The defendant’s passenger yard extended over Fort Point Channel, being planked or timbered, and the planks or timbers were generally an inch or two apart, but at the place of the plaintiff’s accident the evidence tended to show that the open space was about three and one half inches wide, extending *69between the rails of a track. The yard was about five hundred feet long and forty feet wide, with a space for walking. The plaintiff had been employed in this yard for about six weeks as a switchman, his duties had constantly taken him to all the switches in the yard, and he had been in the habit of throwing the switch which was at the hole where he got hurt.

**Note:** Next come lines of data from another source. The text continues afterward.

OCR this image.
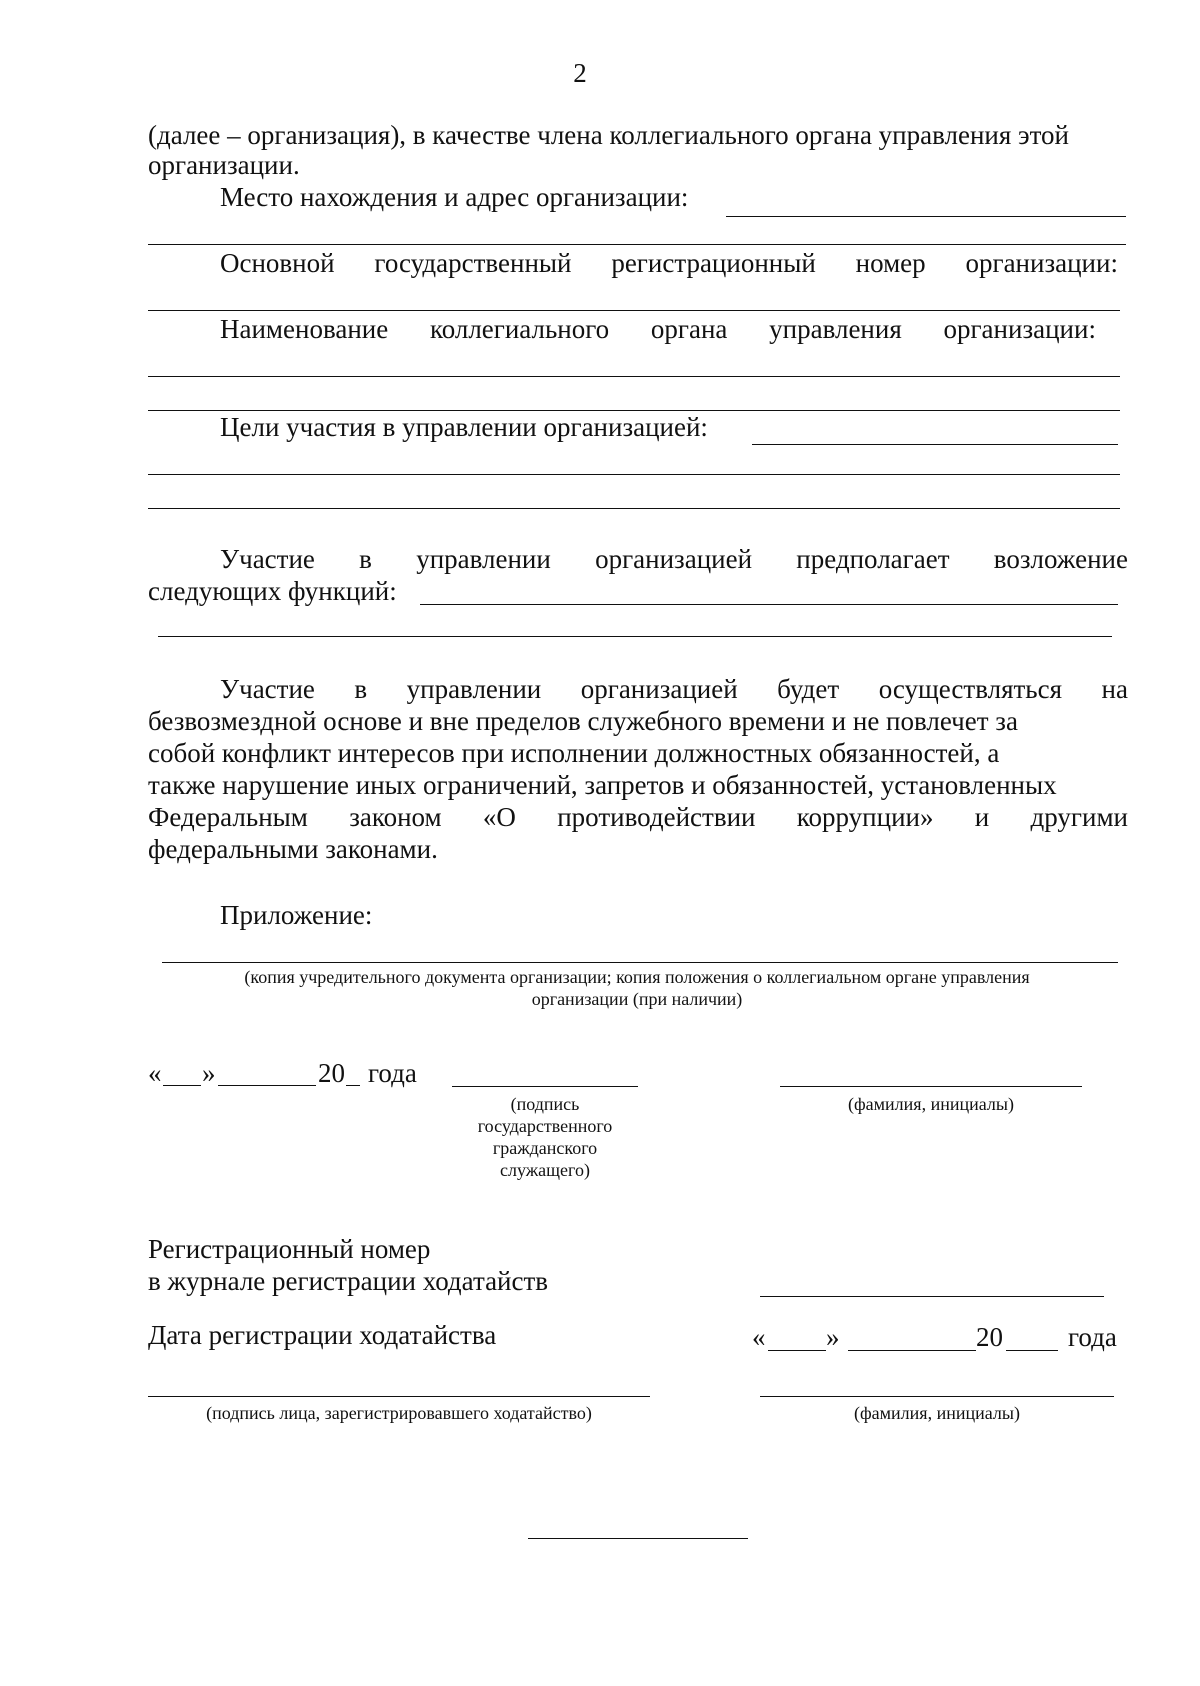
2
(далее – организация), в качестве члена коллегиального органа управления этой
организации.
Место нахождения и адрес организации:
Основной государственный регистрационный номер организации:
Наименование коллегиального органа управления организации:
Цели участия в управлении организацией:
Участие в управлении организацией предполагает возложение
следующих функций:
Участие в управлении организацией будет осуществляться на
безвозмездной основе и вне пределов служебного времени и не повлечет за
собой конфликт интересов при исполнении должностных обязанностей, а
также нарушение иных ограничений, запретов и обязанностей, установленных
Федеральным законом «О противодействии коррупции» и другими
федеральными законами.
Приложение:
(копия учредительного документа организации; копия положения о коллегиальном органе управления
организации (при наличии)
« »	20 года
(подпись
государственного
гражданского
служащего)
(фамилия, инициалы)
Регистрационный номер
в журнале регистрации ходатайств
Дата регистрации ходатайства	« »	20 года
(подпись лица, зарегистрировавшего ходатайство)	(фамилия, инициалы)
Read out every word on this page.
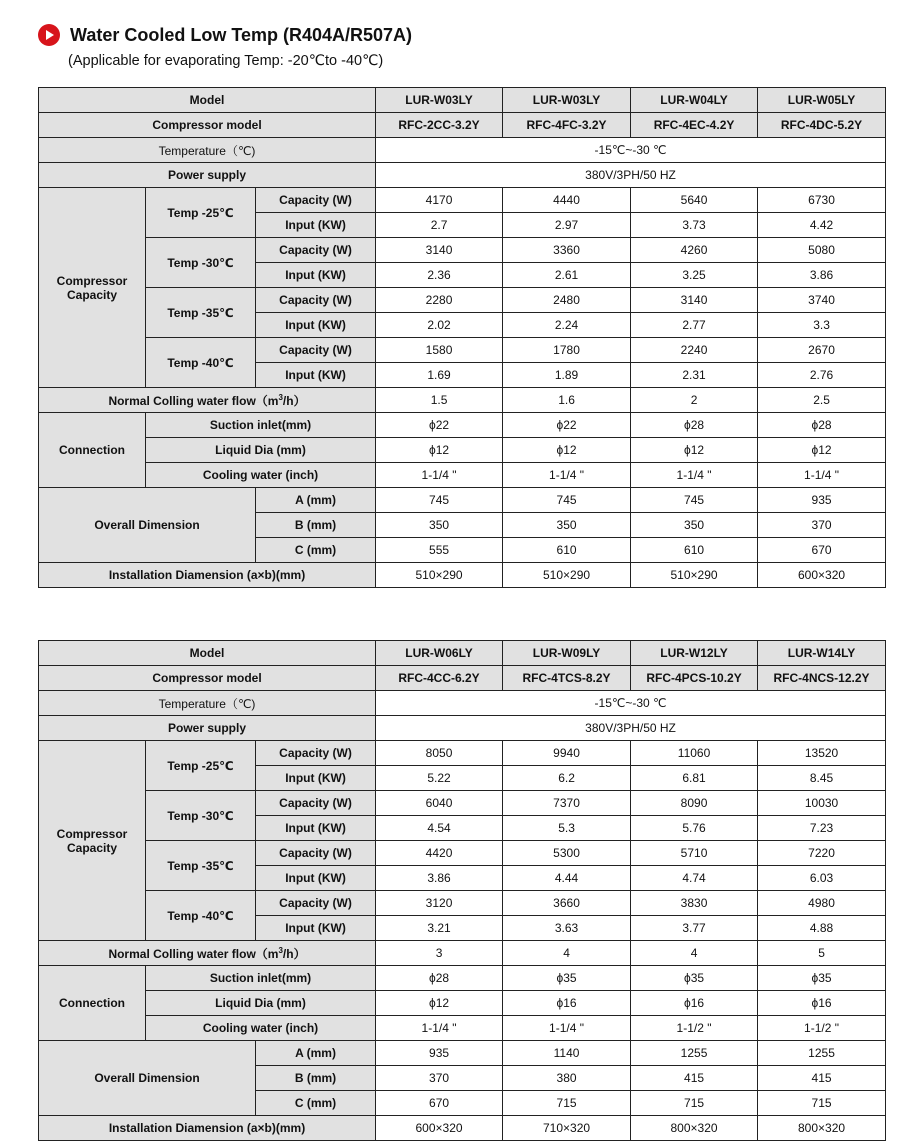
Water Cooled Low Temp (R404A/R507A)
(Applicable for evaporating Temp: -20℃to -40℃)
Model			LUR-W03LY	LUR-W03LY	LUR-W04LY	LUR-W05LY
Compressor model			RFC-2CC-3.2Y	RFC-4FC-3.2Y	RFC-4EC-4.2Y	RFC-4DC-5.2Y
Temperature（℃)			-15℃~-30 ℃			
Power supply			380V/3PH/50 HZ			
Compressor
Capacity	Temp -25℃	Capacity (W)	4170	4440	5640	6730
		Input (KW)	2.7	2.97	3.73	4.42
	Temp -30℃	Capacity (W)	3140	3360	4260	5080
		Input (KW)	2.36	2.61	3.25	3.86
	Temp -35℃	Capacity (W)	2280	2480	3140	3740
		Input (KW)	2.02	2.24	2.77	3.3
	Temp -40℃	Capacity (W)	1580	1780	2240	2670
		Input (KW)	1.69	1.89	2.31	2.76
Normal Colling water $flow(m^3/h)$			1.5	1.6	2	2.5
Connection	Suction inlet(mm)		ϕ22	ϕ22	ϕ28	ϕ28
	Liquid Dia (mm)		ϕ12	ϕ12	ϕ12	ϕ12
	Cooling water (inch)		1-1/4 "	1-1/4 "	1-1/4 "	1-1/4 "
Overall Dimension		A (mm)	745	745	745	935
		B (mm)	350	350	350	370
		C (mm)	555	610	610	670
Installation Diamension (a×b)(mm)			510×290	510×290	510×290	600×320
Model			LUR-W06LY	LUR-W09LY	LUR-W12LY	LUR-W14LY
Compressor model			RFC-4CC-6.2Y	RFC-4TCS-8.2Y	RFC-4PCS-10.2Y	RFC-4NCS-12.2Y
Temperature（℃)			-15℃~-30 ℃			
Power supply			380V/3PH/50 HZ			
Compressor
Capacity	Temp -25℃	Capacity (W)	8050	9940	11060	13520
		Input (KW)	5.22	6.2	6.81	8.45
	Temp -30℃	Capacity (W)	6040	7370	8090	10030
		Input (KW)	4.54	5.3	5.76	7.23
	Temp -35℃	Capacity (W)	4420	5300	5710	7220
		Input (KW)	3.86	4.44	4.74	6.03
	Temp -40℃	Capacity (W)	3120	3660	3830	4980
		Input (KW)	3.21	3.63	3.77	4.88
Normal Colling water $flow(m^3/h)$			3	4	4	5
Connection	Suction inlet(mm)		ϕ28	ϕ35	ϕ35	ϕ35
	Liquid Dia (mm)		ϕ12	ϕ16	ϕ16	ϕ16
	Cooling water (inch)		1-1/4 "	1-1/4 "	1-1/2 "	1-1/2 "
Overall Dimension		A (mm)	935	1140	1255	1255
		B (mm)	370	380	415	415
		C (mm)	670	715	715	715
Installation Diamension (a×b)(mm)			600×320	710×320	800×320	800×320
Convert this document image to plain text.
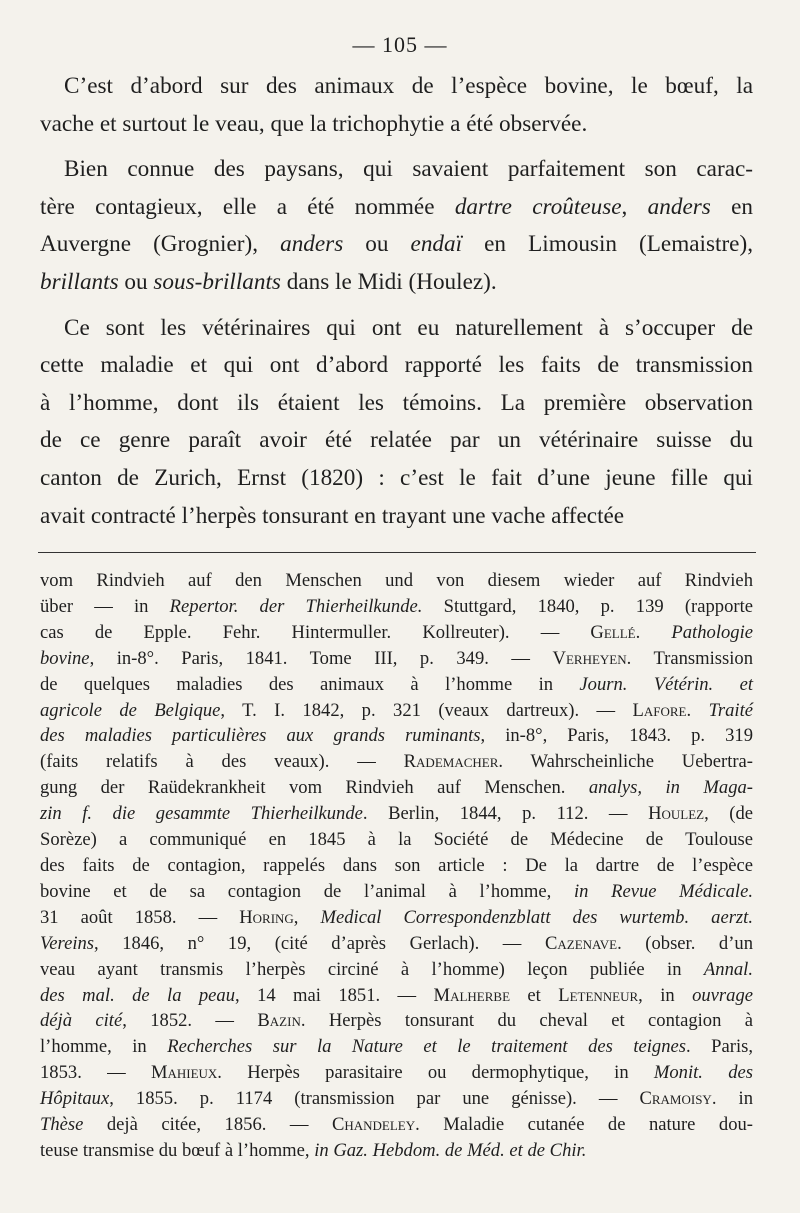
— 105 —

C’est d’abord sur des animaux de l’espèce bovine, le bœuf, la

vache et surtout le veau, que la trichophytie a été observée.

Bien connue des paysans, qui savaient parfaitement son carac-

tère contagieux, elle a été nommée dartre croûteuse, anders en

Auvergne (Grognier), anders ou endaï en Limousin (Lemaistre),

brillants ou sous-brillants dans le Midi (Houlez).

Ce sont les vétérinaires qui ont eu naturellement à s’occuper de

cette maladie et qui ont d’abord rapporté les faits de transmission

à l’homme, dont ils étaient les témoins. La première observation

de ce genre paraît avoir été relatée par un vétérinaire suisse du

canton de Zurich, Ernst (1820) : c’est le fait d’une jeune fille qui

avait contracté l’herpès tonsurant en trayant une vache affectée

vom Rindvieh auf den Menschen und von diesem wieder auf Rindvieh
über — in Repertor. der Thierheilkunde. Stuttgard, 1840, p. 139 (rapporte
cas de Epple. Fehr. Hintermuller. Kollreuter). — Gellé. Pathologie
bovine, in-8°. Paris, 1841. Tome III, p. 349. — Verheyen. Transmission
de quelques maladies des animaux à l’homme in Journ. Vétérin. et
agricole de Belgique, T. I. 1842, p. 321 (veaux dartreux). — Lafore. Traité
des maladies particulières aux grands ruminants, in-8°, Paris, 1843. p. 319
(faits relatifs à des veaux). — Rademacher. Wahrscheinliche Uebertra-
gung der Raüdekrankheit vom Rindvieh auf Menschen. analys, in Maga-
zin f. die gesammte Thierheilkunde. Berlin, 1844, p. 112. — Houlez, (de
Sorèze) a communiqué en 1845 à la Société de Médecine de Toulouse
des faits de contagion, rappelés dans son article : De la dartre de l’espèce
bovine et de sa contagion de l’animal à l’homme, in Revue Médicale.
31 août 1858. — Horing, Medical Correspondenzblatt des wurtemb. aerzt.
Vereins, 1846, n° 19, (cité d’après Gerlach). — Cazenave. (obser. d’un
veau ayant transmis l’herpès circiné à l’homme) leçon publiée in Annal.
des mal. de la peau, 14 mai 1851. — Malherbe et Letenneur, in ouvrage
déjà cité, 1852. — Bazin. Herpès tonsurant du cheval et contagion à
l’homme, in Recherches sur la Nature et le traitement des teignes. Paris,
1853. — Mahieux. Herpès parasitaire ou dermophytique, in Monit. des
Hôpitaux, 1855. p. 1174 (transmission par une génisse). — Cramoisy. in
Thèse dejà citée, 1856. — Chandeley. Maladie cutanée de nature dou-
teuse transmise du bœuf à l’homme, in Gaz. Hebdom. de Méd. et de Chir.
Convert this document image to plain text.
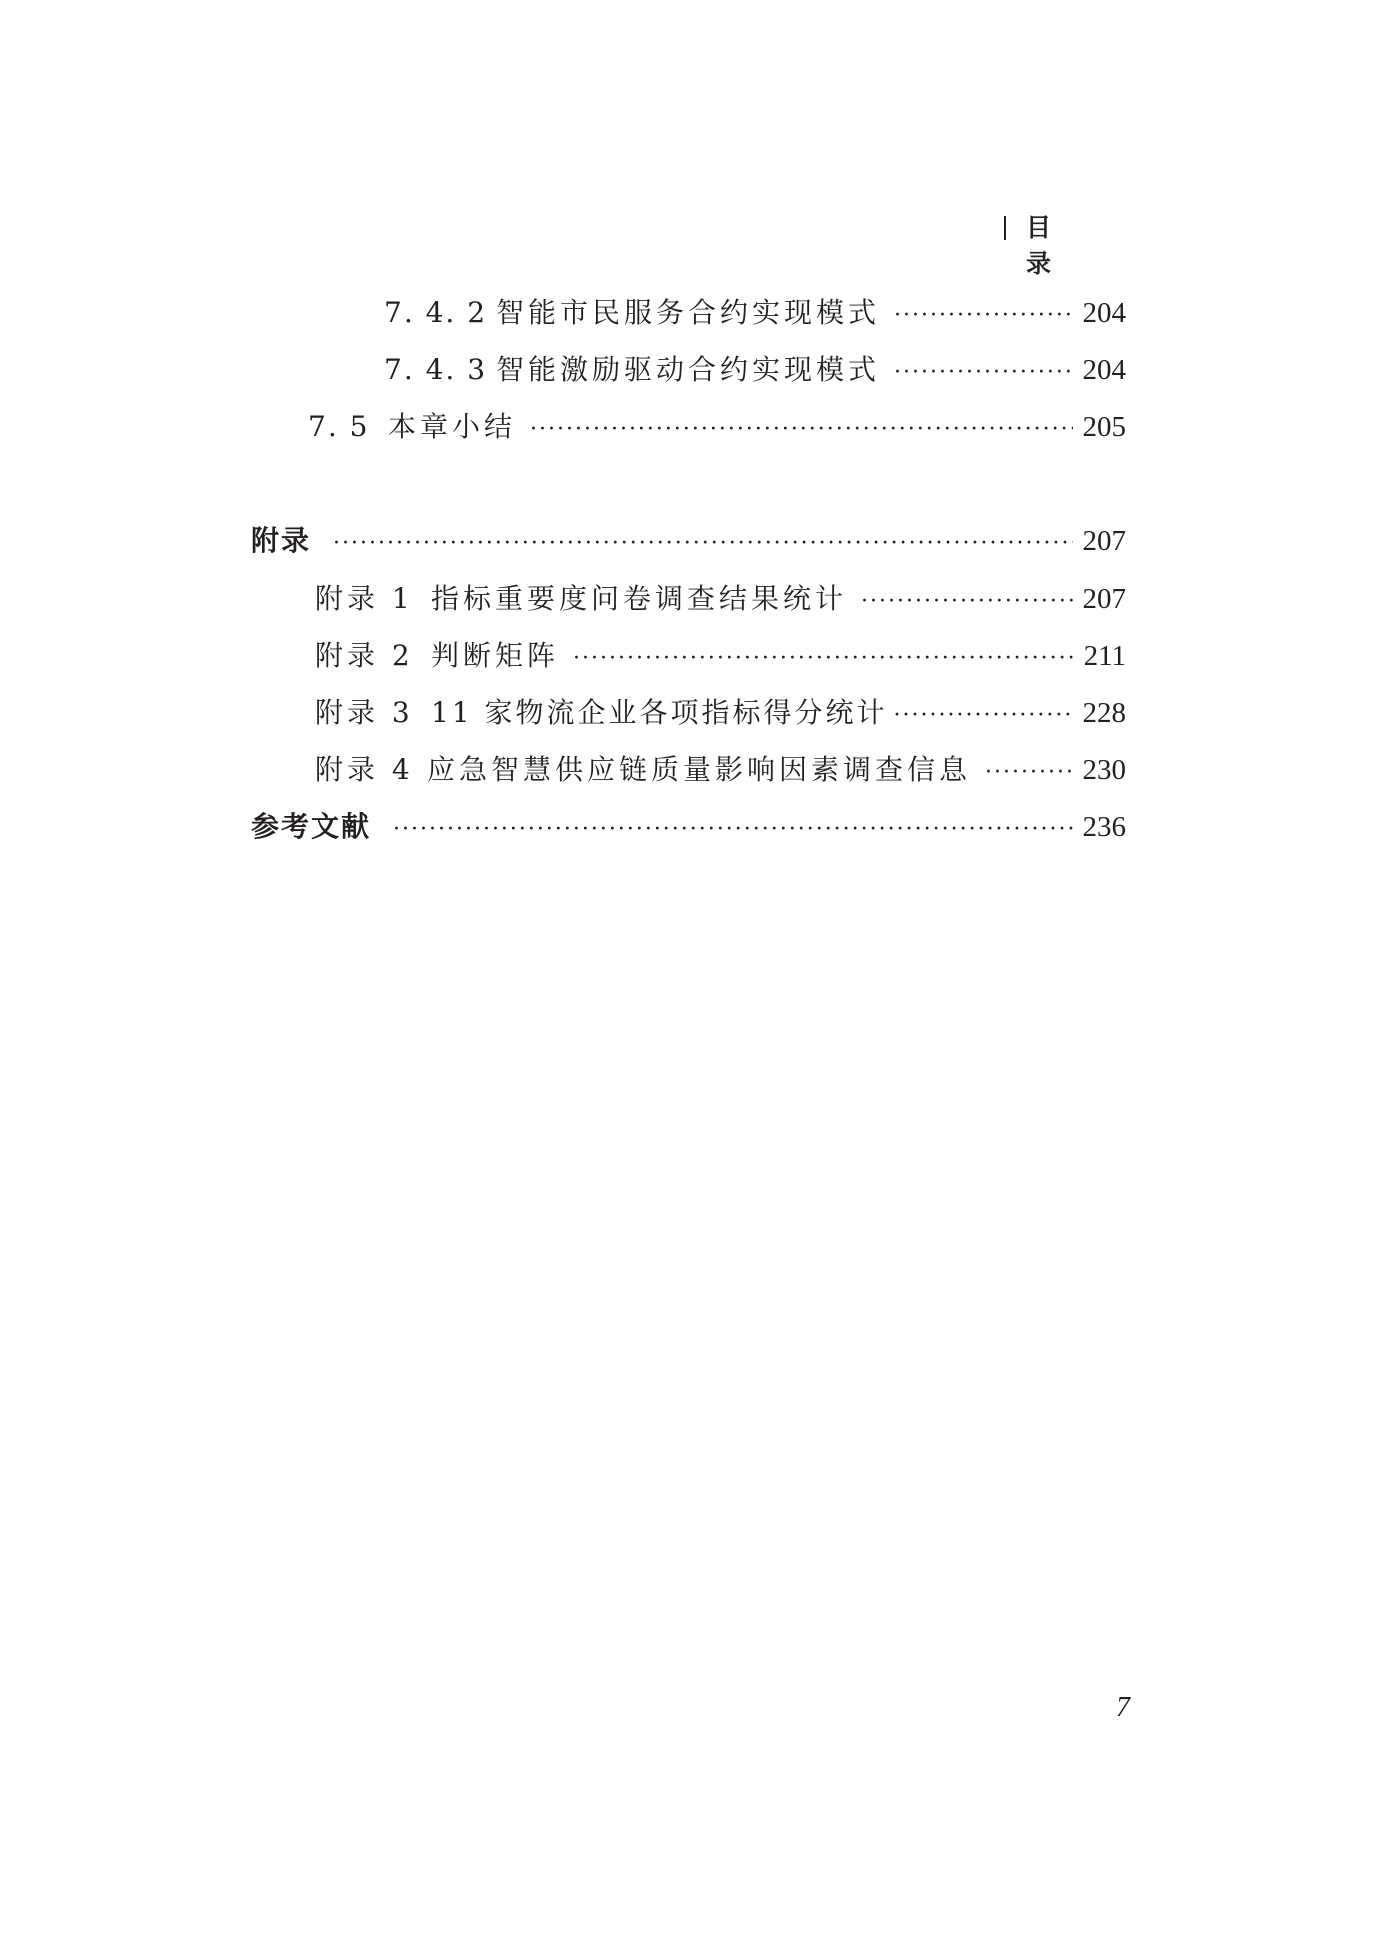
目录
7. 4. 2 智能市民服务合约实现模式 ·····	204
7. 4. 3 智能激励驱动合约实现模式 ·····	204
7. 5 本章小结 ·····	205
附录 ·····	207
附录 1 指标重要度问卷调查结果统计 ·····	207
附录 2 判断矩阵 ·····	211
附录 3 11 家物流企业各项指标得分统计 ·····	228
附录 4 应急智慧供应链质量影响因素调查信息 ·····	230
参考文献 ·····	236
7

In view of the defendant’s first request for instructions, which was refused, it must now be assumed that the open space or hole at the time of the accident was in the same condition as it was when the plaintiff went to work in the yard.* It was plain to be seen, and any one passing there and looking where he stepped could not fail to see it. The plaintiff’s familiarity with the general condition of the premises cannot be doubted, and the condition at this particular place, where he had been in the habit of working day after day, was open to view and obvious. Under this state of things, no duty rested upon the defendant to alter the timbering or planking, and the plaintiff must be held to have taken the risk. O’Maley v. South Boston Gras Light Co. 158 Mass. 135. Wood v. Locke, 147 Mass. 604. Lovejoy v. Boston & Lowell Railroad, 125 Mass. 79. The case is to be distinguished from Hannah v. Connecticut River Railroad, 154 Mass. 529, where a temporary hole in the road-bed was formed after the plaintiff’s employment began, and had been there but a short time and had not been noticed by him.

Exceptions sustained.

While the plaintiff testified that he had never noticed the hole or opening, he admitted that he had thrown the switch a good many hundred times in the six weeks during which he was in the defendant’s employ; that the hole or opening was “ plain enough,” and that it was only about six feet from the switch. The defendant’s first request for instructions was as follows: “ If it appears that the space between the third switch brace and the next beam, that is, where the plaintiff’s foot is alleged to have been caught, was at the time in the same condition as it was when Gleason went to work in the yard, he accepted the risk and cannot recover.”